Proyección global, tensiones políticas y escenarios futuros
Más allá de Medio Oriente, el Consejo de Paz fue presentado como una herramienta con vocación global. Trump adelantó que el organismo podría involucrarse en otros escenarios de alta tensión, como la guerra en Ucrania, conflictos latentes en el Cáucaso, disputas en África y crisis estratégicas en Asia meridional. El presidente también hizo referencia a operaciones destinadas a frenar el desarrollo nuclear de Irán y a acciones contra organizaciones terroristas en distintos puntos del mundo.
El lanzamiento del consejo se produjo, además, en un clima político atravesado por tensiones personales y simbólicas.

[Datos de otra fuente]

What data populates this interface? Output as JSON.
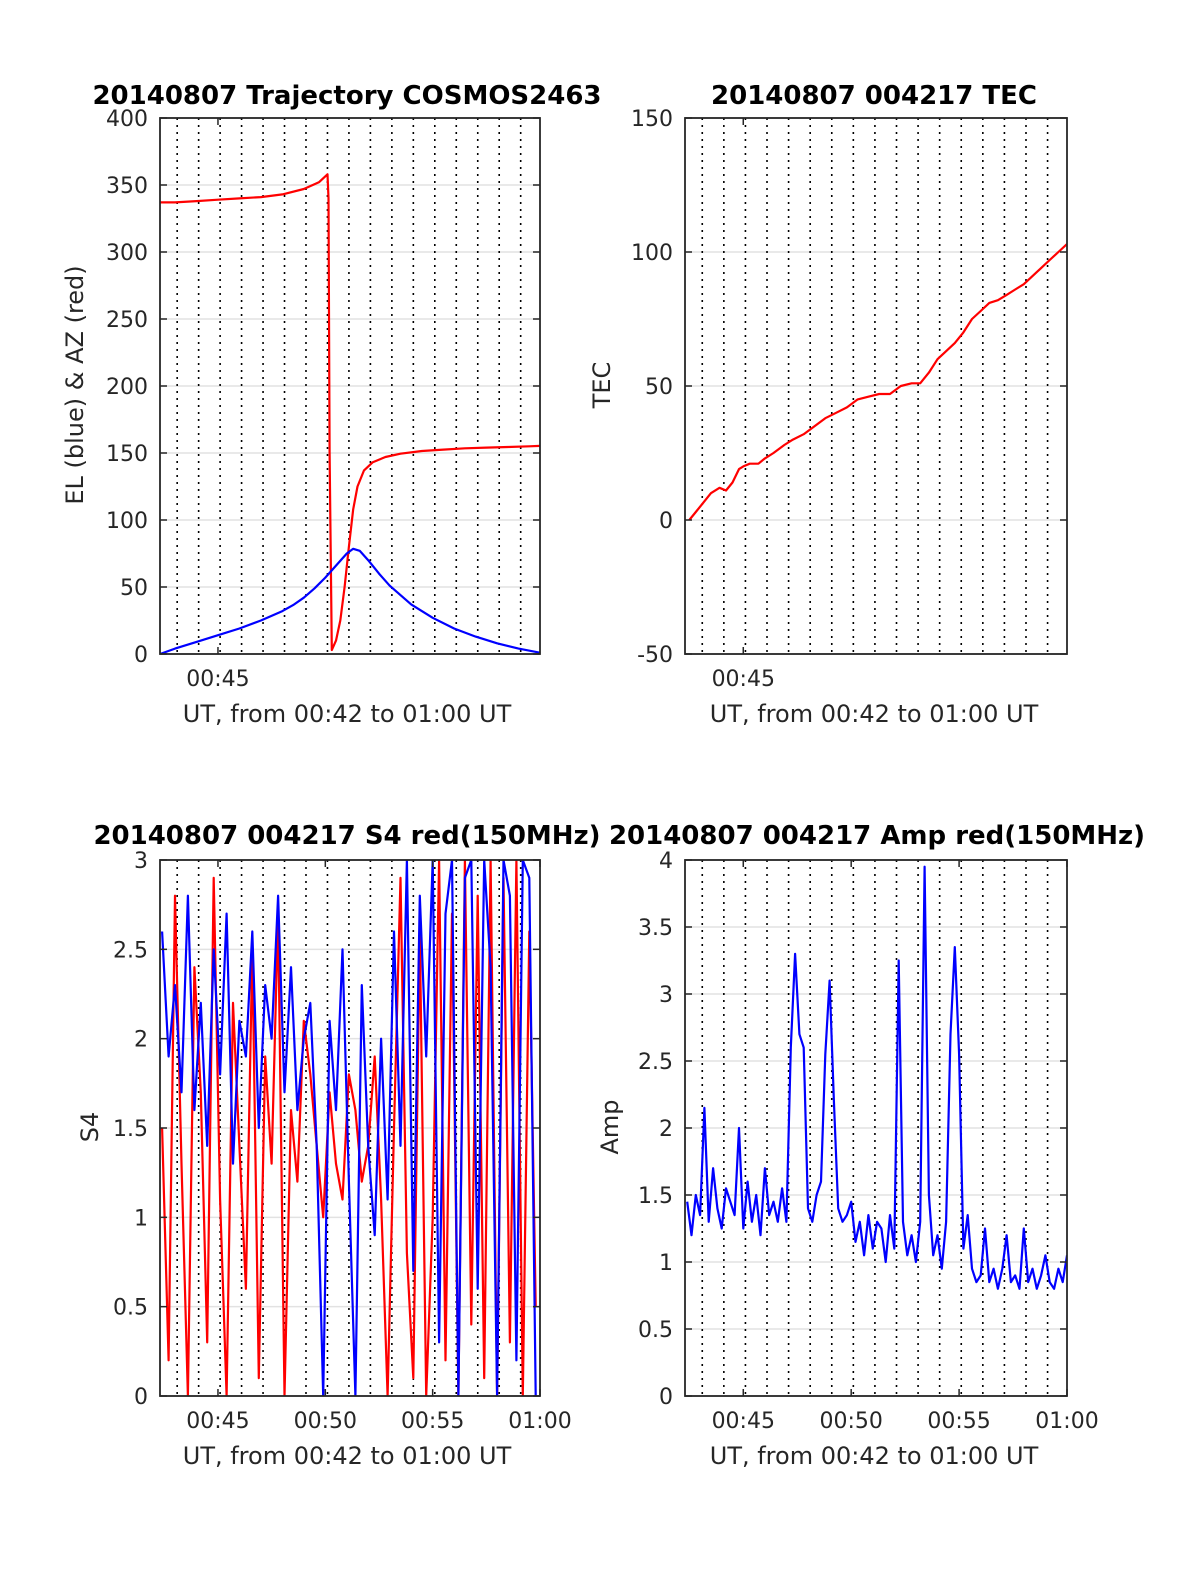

Trump volvió a expresar su frustración por no haber recibido el Premio Nobel de la Paz, a pesar de los logros que atribuye a su gestión en materia de desescalada internacional. El galardón fue otorgado recientemente a la dirigente venezolana María Corina Machado, un hecho que el entorno del mandatario interpretó como una señal política del escenario global.

Analistas internacionales señalan que el Consejo de Paz combina elementos de diplomacia tradicional con una lógica más empresarial y centralizada, donde el liderazgo personal y la capacidad financiera ocupan un rol central. Este enfoque podría acelerar acuerdos en el corto plazo, pero también plantea interrogantes sobre su sostenibilidad, su legitimidad a largo plazo y su capacidad de equilibrar intereses contrapuestos.
El evento de Davos concluyó con el compromiso del organismo de sostener el alto el fuego en Gaza, garantizar la entrega de ayuda humanitaria y avanzar en la liberación de rehenes. Al mismo tiempo, dejó abierta una pregunta clave para el futuro del sistema internacional: si el Consejo de Paz se consolidará como una herramienta eficaz para gestionar conflictos complejos o si se convertirá en un nuevo foco de disputa en un orden global cada vez más fragmentado.